Avoiding the RRSP Tax Bomb
I recently met up with some old friends from high school, and we reminisced about some of the good times we had back in the day.
We got to talking about the time I absolutely bombed during a class presentation. It was a total disaster.
We were allowed to present on the topic of our choice, so my friend and I decided to choose for each other. He thought it would be funny if I made my presentation on the hot dog, and I wasn’t afraid of a challenge, so I accepted. How hard could it be to ramble on for ten minutes about the different condiments you can add to a hot dog.
For whatever reason, I didn’t start preparing for my presentation until the morning that I was due to present. It was a mad dash looking up the history of the hot dog on Wikipedia and putting together a poster to present to the class.
And then I bombed… I had about two minutes of material, so I was left with 8 minutes of open air. One of the worst feelings of my life, but I guess that’s what you get for not preparing.
This brings us to the RRSP Tax Bomb
Many Canadians don’t have a tax-efficient plan to draw down their registered assets, such as the RRSP. By having a plan and being prepared, you can save yourself thousands of dollars in tax. There’s a lot on the line, so it’s best not to wing it like my hot dog presentation.
I’ve talked about the RRSP Tax Bomb in detail in the past, but the gist of it is that you could end up paying over 50% tax on your registered assets upon death. You can significantly improve your financial position by withdrawing funds from your RRSPs when you are in a lower tax bracket.
How much can you save?
A few weeks ago, I sat down with Craig and Janice, a retired couple in their early 60’s. They had built up a good amount of assets but had never done any tax planning with their financial advisor.
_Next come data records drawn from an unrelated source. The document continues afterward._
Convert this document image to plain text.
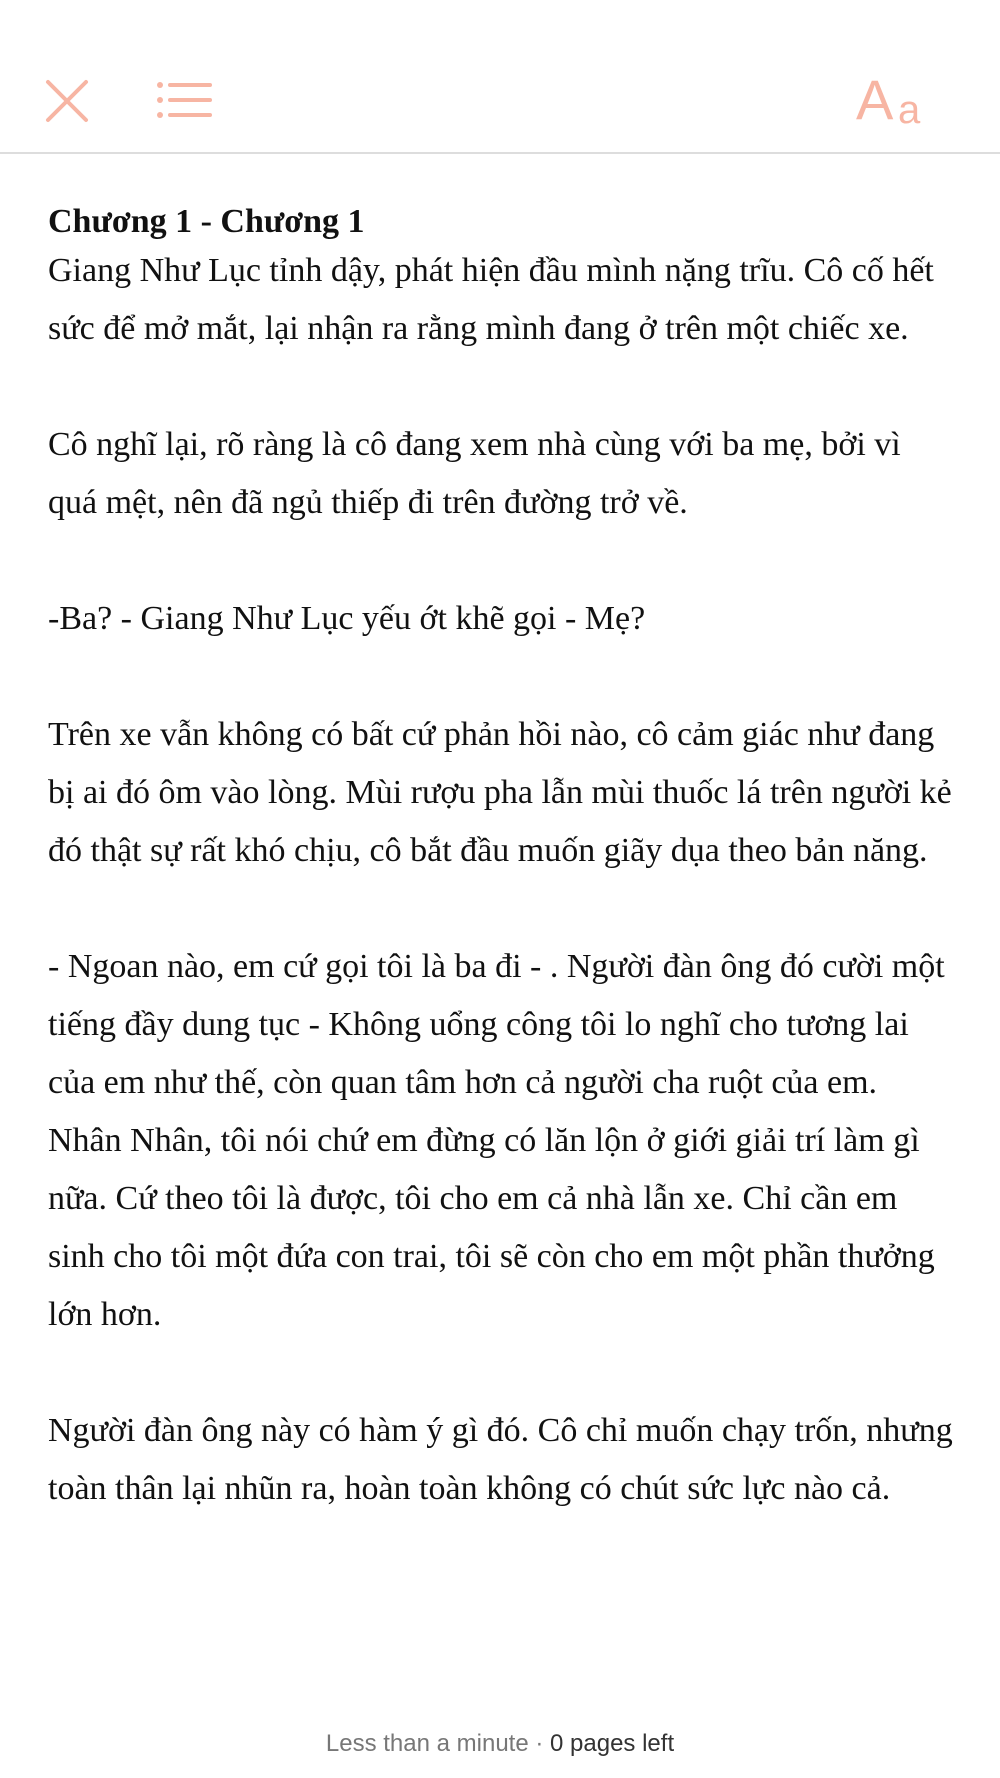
A a
Chương 1 - Chương 1

Giang Như Lục tỉnh dậy, phát hiện đầu mình nặng trĩu. Cô cố hết sức để mở mắt, lại nhận ra rằng mình đang ở trên một chiếc xe.

Cô nghĩ lại, rõ ràng là cô đang xem nhà cùng với ba mẹ, bởi vì quá mệt, nên đã ngủ thiếp đi trên đường trở về.

-Ba? - Giang Như Lục yếu ớt khẽ gọi - Mẹ?

Trên xe vẫn không có bất cứ phản hồi nào, cô cảm giác như đang bị ai đó ôm vào lòng. Mùi rượu pha lẫn mùi thuốc lá trên người kẻ đó thật sự rất khó chịu, cô bắt đầu muốn giãy dụa theo bản năng.

- Ngoan nào, em cứ gọi tôi là ba đi - . Người đàn ông đó cười một tiếng đầy dung tục - Không uổng công tôi lo nghĩ cho tương lai của em như thế, còn quan tâm hơn cả người cha ruột của em. Nhân Nhân, tôi nói chứ em đừng có lăn lộn ở giới giải trí làm gì nữa. Cứ theo tôi là được, tôi cho em cả nhà lẫn xe. Chỉ cần em sinh cho tôi một đứa con trai, tôi sẽ còn cho em một phần thưởng lớn hơn.

Người đàn ông này có hàm ý gì đó. Cô chỉ muốn chạy trốn, nhưng toàn thân lại nhũn ra, hoàn toàn không có chút sức lực nào cả.

Less than a minute · 0 pages left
Their net worth amounted to $1.2M, of which $650k was in RRSPs. They were in a fortunate position where they didn’t need to rely on their RRSPs to meet their retirement expenses.
Option 1: Do Nothing
Without a plan, their RRSPs would simply continue growing in value as they didn’t require the funds to meet their lifestyle needs. Once they turned 71, their RRSPs would be converted to RRIFs, and they would be forced to start making withdrawals.
Once the withdrawals began, Janice and Craig’s mandated minimum withdrawals from their RRIFs pushed their income above the Old Security Clawback (OAS). Without any planning, they were needlessly losing out on a portion of their OAS for the rest of their lives.
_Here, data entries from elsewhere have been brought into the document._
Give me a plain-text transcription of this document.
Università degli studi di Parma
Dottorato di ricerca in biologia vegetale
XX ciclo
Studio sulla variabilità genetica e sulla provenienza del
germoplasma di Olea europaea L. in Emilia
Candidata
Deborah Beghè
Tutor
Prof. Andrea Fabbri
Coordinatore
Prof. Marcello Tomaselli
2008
By not drawing down their RRSPs aggressively, Janice and Craig were facing a huge tax bomb of over 50% tax at death.
Option 2: Pay Less Tax Blueprint
After sitting down with Janice and Craig, we realized they could reap huge savings by going through the Pay Less Tax Blueprint.
By utilizing the Blueprint, it was identified that immediate RRSP withdrawals could significantly improve their tax outlook. Funds were being withdrawn from their RRSPs in a lower tax bracket and redeployed in more tax-advantaged accounts such as their TFSAs and non-registered accounts.
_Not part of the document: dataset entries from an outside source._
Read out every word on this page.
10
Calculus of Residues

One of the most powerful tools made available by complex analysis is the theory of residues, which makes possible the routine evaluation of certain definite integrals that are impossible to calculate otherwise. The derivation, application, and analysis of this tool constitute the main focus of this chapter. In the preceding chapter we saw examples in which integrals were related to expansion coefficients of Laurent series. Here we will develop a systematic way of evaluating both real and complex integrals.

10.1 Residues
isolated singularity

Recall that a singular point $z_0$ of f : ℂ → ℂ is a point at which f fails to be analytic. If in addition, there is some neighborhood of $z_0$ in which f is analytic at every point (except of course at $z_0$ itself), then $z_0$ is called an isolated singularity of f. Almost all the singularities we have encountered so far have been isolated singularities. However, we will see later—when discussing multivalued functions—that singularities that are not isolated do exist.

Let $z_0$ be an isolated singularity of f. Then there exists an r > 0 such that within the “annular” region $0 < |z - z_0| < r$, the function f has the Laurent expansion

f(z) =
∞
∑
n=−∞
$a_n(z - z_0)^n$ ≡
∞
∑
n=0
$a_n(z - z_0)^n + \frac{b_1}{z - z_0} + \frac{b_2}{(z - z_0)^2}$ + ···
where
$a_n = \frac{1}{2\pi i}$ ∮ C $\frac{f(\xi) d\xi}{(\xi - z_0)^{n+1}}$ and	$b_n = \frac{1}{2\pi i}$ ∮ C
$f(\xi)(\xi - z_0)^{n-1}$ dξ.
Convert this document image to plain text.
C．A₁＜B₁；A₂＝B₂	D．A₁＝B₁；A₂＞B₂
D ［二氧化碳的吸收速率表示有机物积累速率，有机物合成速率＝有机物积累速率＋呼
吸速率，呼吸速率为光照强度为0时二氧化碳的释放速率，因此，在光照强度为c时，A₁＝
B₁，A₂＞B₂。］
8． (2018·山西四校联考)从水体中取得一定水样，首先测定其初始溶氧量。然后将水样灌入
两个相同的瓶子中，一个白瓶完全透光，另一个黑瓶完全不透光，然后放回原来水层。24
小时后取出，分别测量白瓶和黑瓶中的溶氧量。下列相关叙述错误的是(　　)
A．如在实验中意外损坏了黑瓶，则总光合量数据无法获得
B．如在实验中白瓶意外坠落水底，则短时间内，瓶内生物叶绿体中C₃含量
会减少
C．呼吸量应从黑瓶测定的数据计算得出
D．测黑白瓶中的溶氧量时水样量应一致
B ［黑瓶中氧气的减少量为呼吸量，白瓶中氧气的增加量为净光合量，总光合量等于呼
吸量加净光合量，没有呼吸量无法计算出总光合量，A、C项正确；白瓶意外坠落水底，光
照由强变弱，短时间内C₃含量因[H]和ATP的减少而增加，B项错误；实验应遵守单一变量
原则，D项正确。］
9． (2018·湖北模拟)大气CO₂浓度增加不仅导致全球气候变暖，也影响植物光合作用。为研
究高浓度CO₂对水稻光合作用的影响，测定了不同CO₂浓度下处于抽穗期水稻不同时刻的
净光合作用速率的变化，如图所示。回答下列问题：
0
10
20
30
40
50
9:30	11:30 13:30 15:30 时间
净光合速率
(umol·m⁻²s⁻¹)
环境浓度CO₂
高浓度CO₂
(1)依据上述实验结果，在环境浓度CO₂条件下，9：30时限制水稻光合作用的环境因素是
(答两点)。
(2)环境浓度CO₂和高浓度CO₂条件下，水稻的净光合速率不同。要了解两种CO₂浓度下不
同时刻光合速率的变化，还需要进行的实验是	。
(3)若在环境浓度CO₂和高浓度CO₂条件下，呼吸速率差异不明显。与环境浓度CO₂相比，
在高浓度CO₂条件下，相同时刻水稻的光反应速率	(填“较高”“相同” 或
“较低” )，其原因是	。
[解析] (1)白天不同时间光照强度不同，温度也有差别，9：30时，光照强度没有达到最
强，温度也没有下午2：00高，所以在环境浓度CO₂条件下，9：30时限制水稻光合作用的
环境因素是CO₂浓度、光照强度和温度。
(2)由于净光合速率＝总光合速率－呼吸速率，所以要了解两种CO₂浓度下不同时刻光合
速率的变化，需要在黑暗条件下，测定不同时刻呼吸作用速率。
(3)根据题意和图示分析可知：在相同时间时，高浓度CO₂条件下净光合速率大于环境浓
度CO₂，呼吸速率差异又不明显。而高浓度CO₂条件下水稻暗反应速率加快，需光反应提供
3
The immediate withdrawals also had the benefit of putting them in a position where their Old Age Security pension would never be clawed back.
By implementing this one simple change, Janice and Craig would realize huge savings upon death.
Net Estate Value at Death (after tax)
Don’t wait until the last minute
The cost of doing nothing compounds quickly as the years go by. The earlier you go through the Pay Less Tax Blueprint, the easier it will be to reap huge tax savings.
You don’t want to be Googling the history of the hotdog on the day your tax bill is due.